Saturday, June 30, 2012

The BIS reminds us that the bank financial statements are meaningless

In his Bloomberg column, Jonathan Weil looks at the BIS report calling for banks to recognize all the losses hidden on and off their balance sheets.

The Bank for International Settlements, which acts as a bank for the world’s central banks, should know fudged numbers when it sees them. What may come as a surprise is how openly it has been discussing the problem of bogus balance sheets at large financial companies. 
“The financial sector needs to recognize losses and recapitalize,” the Basel, Switzerland-based institution said in its latest annual report, released this week. “As we have urged in previous reports, banks must adjust balance sheets to accurately reflect the value of assets.” 
The implication is that many banks are showing inaccurate numbers now.....
The inaccurate numbers are the direct result of the policymakers and financial regulators adopting the Japanese model for handling a bank solvency led financial crisis at the beginning of our current financial crisis.

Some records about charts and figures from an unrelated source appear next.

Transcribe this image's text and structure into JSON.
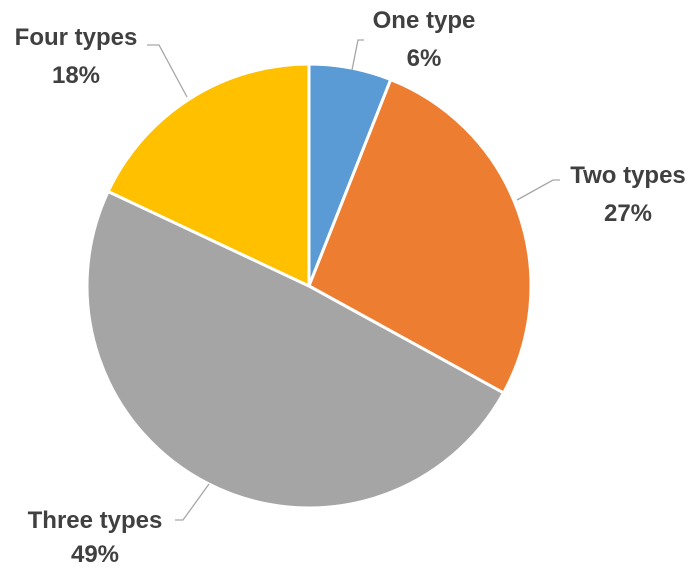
{
  "chart_data": {
    "type": "pie",
    "title": "",
    "slices": [
      {
        "label": "One type",
        "value": 6,
        "percent_label": "6%",
        "color": "#5B9BD5"
      },
      {
        "label": "Two types",
        "value": 27,
        "percent_label": "27%",
        "color": "#ED7D31"
      },
      {
        "label": "Three types",
        "value": 49,
        "percent_label": "49%",
        "color": "#A5A5A5"
      },
      {
        "label": "Four types",
        "value": 18,
        "percent_label": "18%",
        "color": "#FFC000"
      }
    ],
    "start_angle": "12 o'clock",
    "direction": "clockwise",
    "label_style": "outside with leader lines"
  }
}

Under the Japanese models, policies are adopted to protect bank book capital levels.  For example, regulators pursue regulatory forbearance which allows banks to keep zombie borrowers alive using 'extend and pretend' practices.
“The challenge is to provide incentives for banks and other credit suppliers to recognize losses fully and write down debt,” the report said. “Supporting this process may well call for the use of public sector balance sheets.” 
So there you have it. More than four years after the financial crisis began, it’s so widely accepted that many of the world’s banks are burying losses and overstating their asset values, even the Bank for International Settlements is saying so -- in writing. (The BIS’s board includes Federal Reserve Chairman Ben Bernanke and Mario Draghi, president of the European Central Bank.) It fully expects taxpayers to pick up the tab should the need arise, too.....
Bailing out banks is another Japanese model policy.  While great for payment of banker bonuses, it completely ignores that banks in a modern banking system do not need to be bailed out.

With deposit insurance and access to liquidity from a central bank, a bank can operate for years with negative book capital levels and support the real economy.  While it is operating with negative book capital levels, the bank retains 100% of pre-banker bonus earnings to rebuild its book capital levels.

Since Ben Bernanke sits on the BIS Board, does this mean he endorses the idea that US banks should recognize all the losses hidden on and off the US banks' balance sheets?
The BIS report got this much right: The lack of transparency and credibility in banks’ balance sheets fuels a vicious cycle. When investors can’t trust the books, lenders can’t raise capital and may have to fall back on their home countries’ governments for help. This further pressures sovereign finances, which in turn weakens the banks even more. The contagion spreads across borders. There is no clear end in sight.
Please re-read the highlighted text as Mr. Weil lays out why policymakers and financial regulators need to adopt the Swedish model with ultra transparency.  It ends the cycle of governments needless wasting their scarce access to funds on bailing out the banks.  It makes banks' balance sheets transparent and restores confidence.